Looking forward, Gormley views retail media as the structural shift that will define the next decade of consumer marketing. The argument rests on a number that has quietly inverted the industry's hierarchy. Amazon's advertising business generated $68.6 billion in full-year 2025 revenue, a larger figure than the roughly $55 billion that US advertisers spent on linear broadcast and cable television in the same year. A company most consumers still think of as a retailer now sells more advertising than the entire traditional TV industry.

For Gormley, that figure is confirmation that the transition is no longer speculative. Retail platforms offer brands something neither broadcast nor social can match: full-funnel control at the point of purchase, starting with brand awareness and reaching education and conversion. The data is closer to the transaction, the targeting is sharper, and the feedback loop between spend and sales is measured in a matter of days.

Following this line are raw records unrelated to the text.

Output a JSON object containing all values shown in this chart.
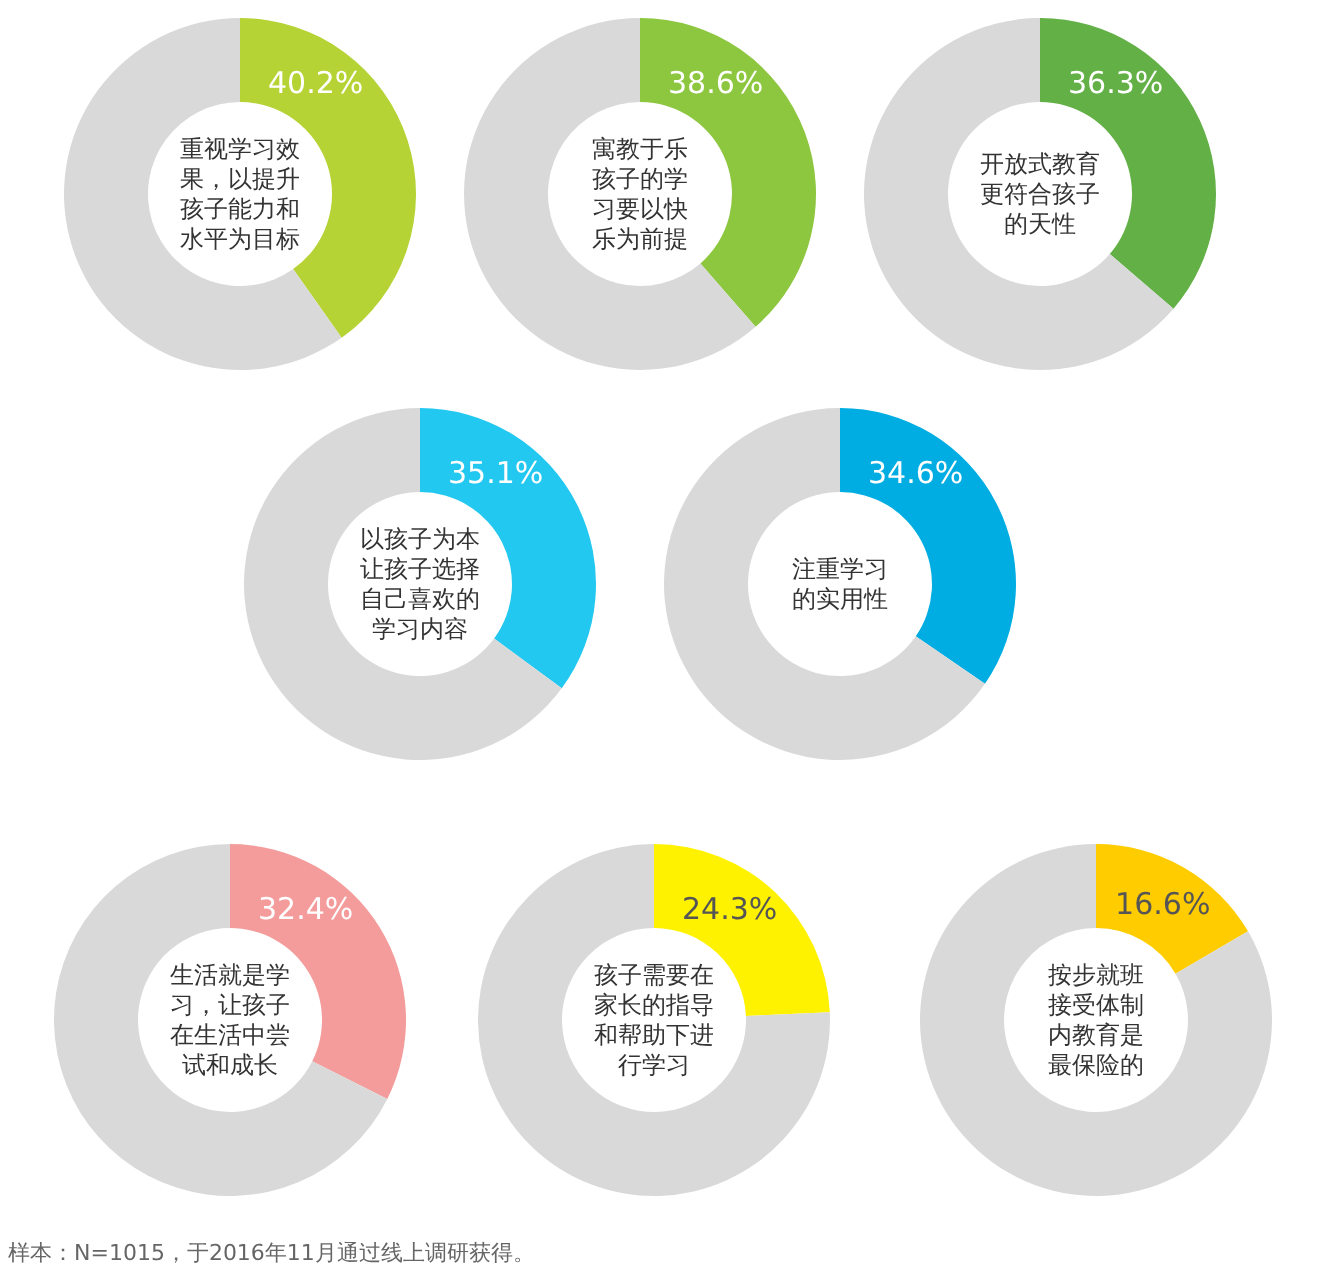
{
  "chart_data": [
    {
      "type": "donut",
      "title": "重视学习效果，以提升孩子能力和水平为目标",
      "categories": [
        null,
        null
      ],
      "values": [
        40.2,
        59.8
      ],
      "colors": [
        "#b5d334",
        "#d9d9d9"
      ],
      "value_labels": [
        "40.2%",
        null
      ]
    },
    {
      "type": "donut",
      "title": "寓教于乐孩子的学习要以快乐为前提",
      "categories": [
        null,
        null
      ],
      "values": [
        38.6,
        61.4
      ],
      "colors": [
        "#8dc63f",
        "#d9d9d9"
      ],
      "value_labels": [
        "38.6%",
        null
      ]
    },
    {
      "type": "donut",
      "title": "开放式教育更符合孩子的天性",
      "categories": [
        null,
        null
      ],
      "values": [
        36.3,
        63.7
      ],
      "colors": [
        "#62b046",
        "#d9d9d9"
      ],
      "value_labels": [
        "36.3%",
        null
      ]
    },
    {
      "type": "donut",
      "title": "以孩子为本让孩子选择自己喜欢的学习内容",
      "categories": [
        null,
        null
      ],
      "values": [
        35.1,
        64.9
      ],
      "colors": [
        "#22c8f0",
        "#d9d9d9"
      ],
      "value_labels": [
        "35.1%",
        null
      ]
    },
    {
      "type": "donut",
      "title": "注重学习的实用性",
      "categories": [
        null,
        null
      ],
      "values": [
        34.6,
        65.4
      ],
      "colors": [
        "#00ade2",
        "#d9d9d9"
      ],
      "value_labels": [
        "34.6%",
        null
      ]
    },
    {
      "type": "donut",
      "title": "生活就是学习，让孩子在生活中尝试和成长",
      "categories": [
        null,
        null
      ],
      "values": [
        32.4,
        67.6
      ],
      "colors": [
        "#f49b9b",
        "#d9d9d9"
      ],
      "value_labels": [
        "32.4%",
        null
      ]
    },
    {
      "type": "donut",
      "title": "孩子需要在家长的指导和帮助下进行学习",
      "categories": [
        null,
        null
      ],
      "values": [
        24.3,
        75.7
      ],
      "colors": [
        "#fff200",
        "#d9d9d9"
      ],
      "value_labels": [
        "24.3%",
        null
      ]
    },
    {
      "type": "donut",
      "title": "按步就班接受体制内教育是最保险的",
      "categories": [
        null,
        null
      ],
      "values": [
        16.6,
        83.4
      ],
      "colors": [
        "#ffcc00",
        "#d9d9d9"
      ],
      "value_labels": [
        "16.6%",
        null
      ],
      "annotations": [
        "样本：N=1015，于2016年11月通过线上调研获得。"
      ]
    }
  ]
}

"You can do full-funnel marketing on retail sites. You can do brand awareness, education, and product marketing. Also, you can get them to convert with discounted and limited-time stuff," Gormley says. "That offers advertisers, marketers, and brands far more control over their customer at the point of purchase than any TV ad will ever get you or any Facebook ad will ever get you."

The structural risk, he notes, is data ownership. Brands rent customer information from the retailer rather than holding it directly, a dependence that becomes harder to unwind the more spend moves onto the platform. He expects every major retailer to eventually try to follow the Amazon model, in part because the math demands it. Thin supply-chain margins are exposed to disruptions like conflicts in trade or shipping routes, while advertising revenue is not.

A Career Based on Reading Transitions Early

Sam Gormley has built Two Point Technologies around a simple bet: that the agencies worth hiring are the ones willing to read the next shift before the market names it. From bridging fintech language gaps to riding the post-pandemic pet care boom, the firm has compounded by treating each transition as a problem to engineer and not as a trend to chase.